Inside the magazine were portraits of the most ethereal quality, depicting beings never before seen by most eyes, and yet intimately familiar. At 6½ weeks of gestation, an embryo displayed clearly visible hands. By the 8-week mark, a viewer gazing upon Nilsson’s photography could perform that cherished rite of delivery rooms and count 10 tiny toes. At 18 weeks, he captured a fetus sucking its thumb.
Nilsson used custom-designed equipment described by Life as “a specially built super wide-angle lens and a tiny flash beam at the end of a surgical scope.” But his photographs elicited amazement, not at human technological achievement, but rather at the very fact — some said miracle — of human existence.
Nilsson’s embryonic and in utero photography later appeared in A Child Is Born, a best-selling volume translated into many languages and reprinted in numerous editions over the years. On television, it was featured in documentaries including The Miracle of Life (1983) and Odyssey of Life (1996). In the 1970s, his photos were sent into space aboard the Voyager space probes — a calling card from mankind for any being that might happen upon it.
On Earth, Nilsson’s images held profound meaning for abortion rights opponents, who pointed to the photography to demonstrate how quickly cells combine and divide to form recognizable human life. Nilsson, whose subjects included dead embryos as well as live ones, did not venture into discussions of when life begins.
“If you are religious, you may believe that life starts 24 hours after fertilization,” he remarked. “Some scientists think it’s when the heart starts beating, 16 to 18 days after fertilization. It depends on yourself. I’m just a journalist telling you things. It’s my mission in life.”
Lars Olof Lennart Nilsson was born in Strangnas, Sweden, on Aug. 24, 1922. He was 11 when he received his first camera.

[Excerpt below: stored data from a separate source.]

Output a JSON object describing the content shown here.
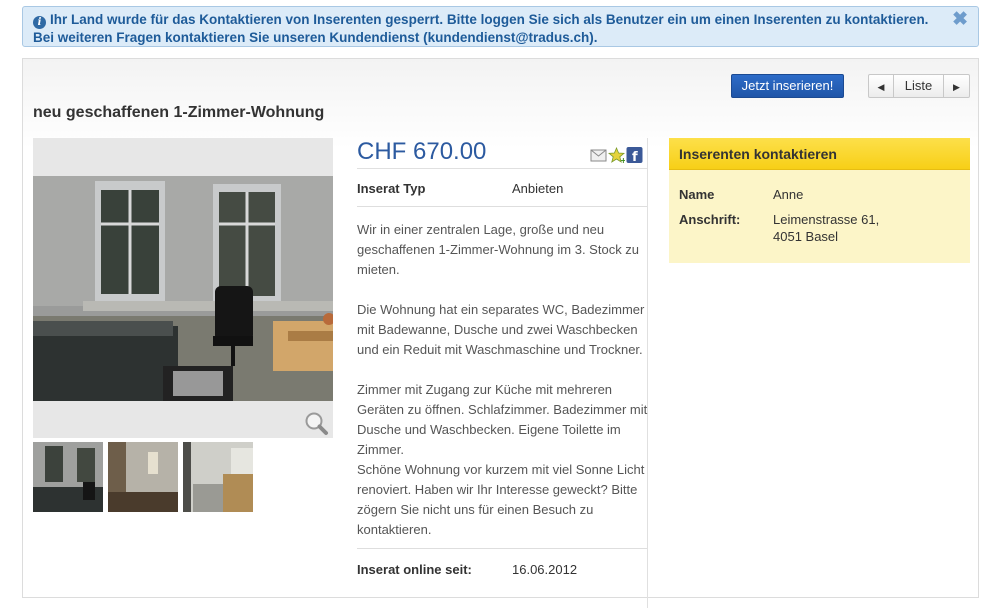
{
  "alert": {
    "text": "Ihr Land wurde für das Kontaktieren von Inserenten gesperrt. Bitte loggen Sie sich als Benutzer ein um einen Inserenten zu kontaktieren. Bei weiteren Fragen kontaktieren Sie unseren Kundendienst (kundendienst@tradus.ch).",
    "icon": "info-icon",
    "close_icon": "close-icon"
  },
  "toolbar": {
    "publish_label": "Jetzt inserieren!",
    "list_label": "Liste"
  },
  "listing": {
    "title": "neu geschaffenen 1-Zimmer-Wohnung",
    "price": "CHF 670.00",
    "type_label": "Inserat Typ",
    "type_value": "Anbieten",
    "description": [
      "Wir in einer zentralen Lage, große und neu geschaffenen 1-Zimmer-Wohnung im 3. Stock zu mieten.",
      "Die Wohnung hat ein separates WC, Badezimmer mit Badewanne, Dusche und zwei Waschbecken und ein Reduit mit Waschmaschine und Trockner.",
      "Zimmer mit Zugang zur Küche mit mehreren Geräten zu öffnen. Schlafzimmer. Badezimmer mit Dusche und Waschbecken. Eigene Toilette im Zimmer.",
      "Schöne Wohnung vor kurzem mit viel Sonne Licht renoviert. Haben wir Ihr Interesse geweckt? Bitte zögern Sie nicht uns für einen Besuch zu kontaktieren."
    ],
    "online_label": "Inserat online seit:",
    "online_value": "16.06.2012"
  },
  "contact": {
    "heading": "Inserenten kontaktieren",
    "name_label": "Name",
    "name_value": "Anne",
    "address_label": "Anschrift:",
    "address_line1": "Leimenstrasse 61,",
    "address_line2": "4051 Basel"
  },
  "colors": {
    "accent": "#2c5aa0",
    "contact_header": "#f7cf17",
    "alert_bg": "#dcebf8"
  }
}
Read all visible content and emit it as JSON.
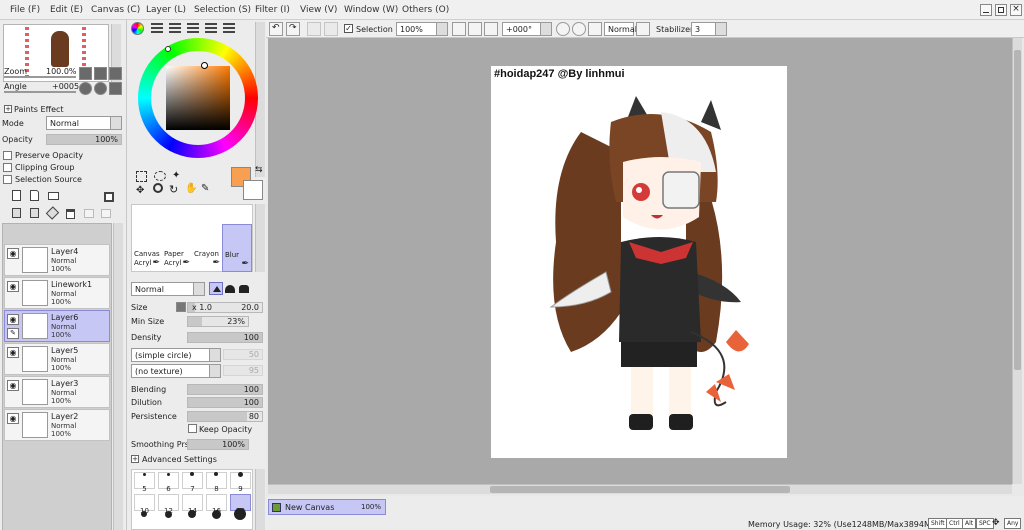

His marriage to Birgit Svensson ended in divorce. Their son, Kjell Nilsson, died in 2013. In 1989, he married Catharina Tjornedal. Besides his wife, survivors include two stepchildren, Anne Fjellstrom and Thomas Fjellstrom, all of Stockholm; a sister; and three grandchildren.
In an incident memorable to many of his countrymen, a Swedish television station once aired Nilsson’s all-too-revealing close-ups of human teeth. “When the TV news showed pictures of what we have on our teeth — enlarged to 100,000 times the actual size — the Swedish people choked on their evening coffee,” Per Lindstrom, a professor of photography, recalled in a tribute on Nilsson’s 90th birthday. “All the toothbrushes in the stores sold out the next day.”